Generation of DMRC-iPSCs
A male patient with DMRC was diagnosed with infantile metabolic acidosis (lactic acidosis) and liver failure (Table 2) and died at 5 months old. The patient had a point mutation in the mitochondrial genome (homoplasmic m.3398T→C)-encoded MTND1 gene (Fig. 1A) (29). Of the 20 iPSC lines established from the patient's fibroblasts, two lines (DMRC-iPSC 13 and DMRC-iPSC 15) were used in this study. The cell lines had the typical morphology of pluripotent stem cells and expressed pluripotency markers at the mRNA (Fig. 1B) and protein (Fig. 1C) levels. The promoter regions of the pluripotent marker genes OCT4, REX1, and NANOG were demethylated (Fig. 1D), representing epigenetic reprogramming. No karyotype abnormality was detected in the iPSC lines (Fig. 1E). EB formation was employed to test the differentiation potential of pluripotent stem cells because EB contains various cell types of three germ layers. Like WT-EBs, DMRC-EBs transcribed three germ layer-related genes (ectoderm, paired box 6 (PAX6), and Zic family member 1 (ZIC1); mesoderm, brachyury (T), and GATA-binding protein 2 (GATA2); endoderm, sex-determining regions Y-Box 17 (SOX17), and forkhead box protein A2 (FOXA2)) (Fig. 1F). In vivo differentiation potential of iPSCs is commonly evaluated by teratoma formation after subcutaneous injection of iPSCs into immunodeficient mice. Teratomas originated from DMRC-iPSCs contained various tissues of three germ layers (Fig. 1G).
TABLE 2.
Patient characteristics
The following abbreviations are used: AST, aspartate aminotransferase; ALT, alanine aminotransferase; INR, international normalized ratio; PTT, partial thromboplastin time.
Patient | Normal range | |
---|---|---|
AST/AST, IU/liter | 202/70 | <40/<40 |
Total bilirubin, mg/dl | 13.4 | 0.2–1.2 |
Direct bilirubin, mg/dl | 8.3 | <0.5 |
Serum albumin, g/dl | 2.3 | 3.3–5.2 |
Prothrombin time, seconds (INR) | 27.0 (2.50) | 10–13 (0.8–1.3) |
Activated PTT, seconds | 51.4 | 25–35 |
Lactate, mm | 13.9 | 0.9–1.7 |
Pyruvate, mm | 0.48 | 0.045–0.079 |
FIGURE 1.
Generation of DMRC-iPSCs.

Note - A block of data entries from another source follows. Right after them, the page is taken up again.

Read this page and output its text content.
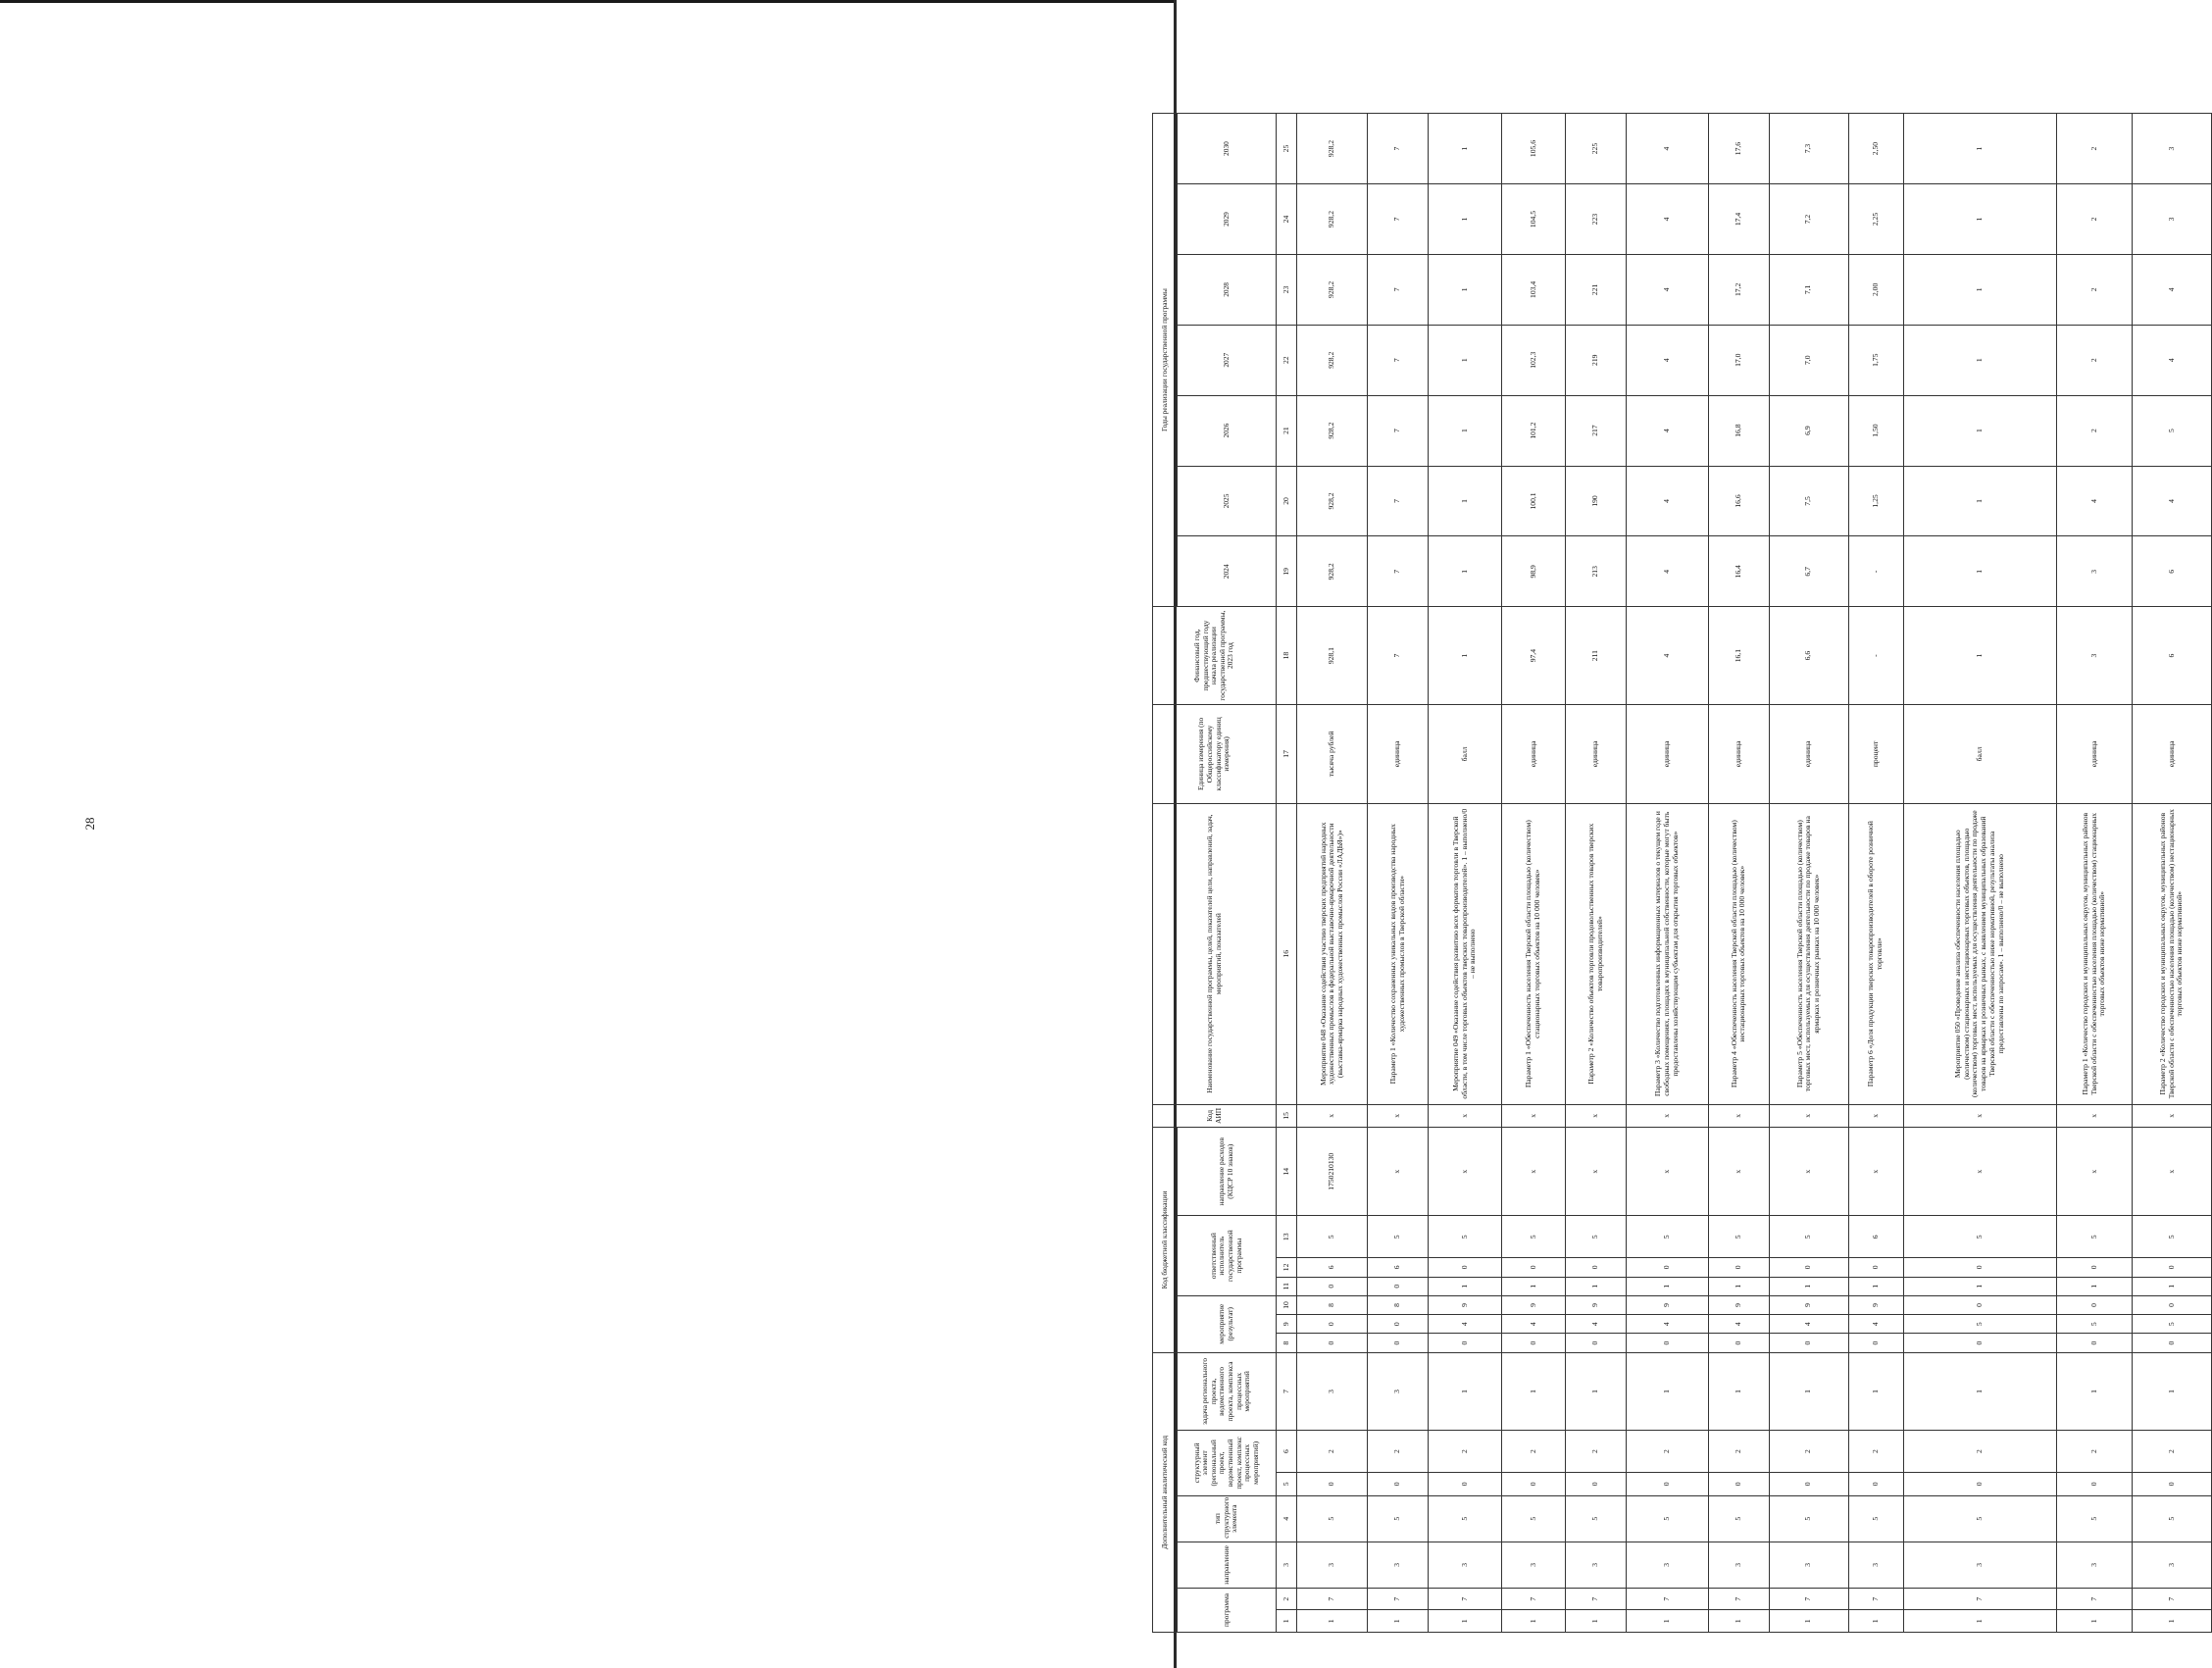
28
Дополнительный аналитический код							Код бюджетной классификации							Код АИП	Наименование государственной программы, целей, показателей цели, направлений, задач, мероприятий, показателей	Единица измерения (по Общероссийскому классификатору единиц измерения)	Финансовый год, предшествующий году начала реализации государственной программы, 2023 год	Годы реализации государственной программы						
программа		направление	тип структурного элемента	структурный элемент (региональный проект, ведомственный проект, комплекс процессных мероприятий)		задача регионального проекта, ведомственного проекта, комплекса процессных мероприятий	мероприятие (результат)			ответственный исполнитель государственной программы			направление расходов (КЦСР 10 знаков)					2024	2025	2026	2027	2028	2029	2030

1	2	3	4	5	6	7	8	9	10	11	12	13	14	15	16	17	18	19	20	21	22	23	24	25
1	7	3	5	0	2	3	0	0	8	0	6	5	1750210130	х	Мероприятие 048 «Оказание содействия участию тверских предприятий народных художественных промыслов в федеральной выставочно-ярмарочной деятельности (выставка-ярмарка народных художественных промыслов России «ЛАДЬЯ»)»	тысяча рублей	928,1	928,2	928,2	928,2	928,2	928,2	928,2	928,2
1	7	3	5	0	2	3	0	0	8	0	6	5	х	х	Параметр 1 «Количество сохраненных уникальных видов производства народных художественных промыслов в Тверской области»	единица	7	7	7	7	7	7	7	7
1	7	3	5	0	2	1	0	4	9	1	0	5	х	х	Мероприятие 049 «Оказание содействия развитию всех форматов торговли в Тверской области, в том числе торговых объектов тверских товаропроизводителей». 1 – выполнено/0 – не выполнено	балл	1	1	1	1	1	1	1	1
1	7	3	5	0	2	1	0	4	9	1	0	5	х	х	Параметр 1 «Обеспеченность населения Тверской области площадью (количеством) стационарных торговых объектов на 10 000 человек»	единица	97,4	98,9	100,1	101,2	102,3	103,4	104,5	105,6
1	7	3	5	0	2	1	0	4	9	1	0	5	х	х	Параметр 2 «Количество объектов торговли продовольственных товаров тверских товаропроизводителей»	единица	211	213	190	217	219	221	223	225
1	7	3	5	0	2	1	0	4	9	1	0	5	х	х	Параметр 3 «Количество подготовленных информационных материалов о текущем годе и свободных помещениях, площадях в муниципальной собственности, которые могут быть предоставлены хозяйствующим субъектам для открытия торговых объектов»	единица	4	4	4	4	4	4	4	4
1	7	3	5	0	2	1	0	4	9	1	0	5	х	х	Параметр 4 «Обеспеченность населения Тверской области площадью (количеством) нестационарных торговых объектов на 10 000 человек»	единица	16,1	16,4	16,6	16,8	17,0	17,2	17,4	17,6
1	7	3	5	0	2	1	0	4	9	1	0	5	х	х	Параметр 5 «Обеспеченность населения Тверской области площадью (количеством) торговых мест, используемых для осуществления деятельности по продаже товаров на ярмарках и розничных рынках на 10 000 человек»	единица	6,6	6,7	7,5	6,9	7,0	7,1	7,2	7,3
1	7	3	5	0	2	1	0	4	9	1	0	6	х	х	Параметр 6 «Доля продукции тверских товаропроизводителей в обороте розничной торговли»	процент	-	-	1,25	1,50	1,75	2,00	2,25	2,50
1	7	3	5	0	2	1	0	5	0	1	0	5	х	х	Мероприятие 050 «Проведение анализа обеспеченности населения площадью (количеством) стационарных и нестационарных торговых объектов, площадью (количеством) торговых мест, используемых для осуществления деятельности по продаже товаров на ярмарках и розничных рынках, с выявлением муниципальных образований Тверской области с обеспеченностью ниже нормативной, результаты анализа предоставлены по запросам». 1 – выполнено/0 – не выполнено	балл	1	1	1	1	1	1	1	1
1	7	3	5	0	2	1	0	5	0	1	0	5	х	х	Параметр 1 «Количество городских и муниципальных округов, муниципальных районов Тверской области с обеспеченностью населения площадью (количеством) стационарных торговых объектов ниже нормативной»	единица	3	3	4	2	2	2	2	2
1	7	3	5	0	2	1	0	5	0	1	0	5	х	х	Параметр 2 «Количество городских и муниципальных округов, муниципальных районов Тверской области с обеспеченностью населения площадью (количеством) нестационарных торговых объектов ниже нормативной»	единица	6	6	4	5	4	4	3	3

A, homoplasmic mutation in DMRC fibroblasts (FIB) and DMRC-iPSCs. B, transcriptional expression of pluripotency-associated genes in DMRC-iPSCs. C, expression of pluripotency-associated proteins in DMRC-iPSCs. Two DMRC-iPSC lines expressed pluripotency-associated markers, including OCT4, SOX2, NANOG, SSEA4, TRA-1–60, and TRA-1–81. Scale bar, 200 μm. D, reprogramming of DNA methylation in DMRC-iPSCs. The promoter regions of these genes were highly demethylated in DMRC-iPSCs compared with DMRC fibroblasts. E, normal karyotypes of DMRC-iPSCs. F, expression of marker genes of the three germ layers in DMRC-EBs. Marker genes of three germ layers were expressed in DMRC-EBs. G, teratomas derived from DMRC-iPSCs. The teratomas formed after subcutaneous injection of DMRC-iPSCs contained diverse tissues of three germ layers. Scale bar, 50 μm. FOXA2, forkhead box protein A2; GATA2, GATA-binding protein 2; PAX6, paired box 6; SOX17, sex-determining regions Y-BOX 17; T, brachyury.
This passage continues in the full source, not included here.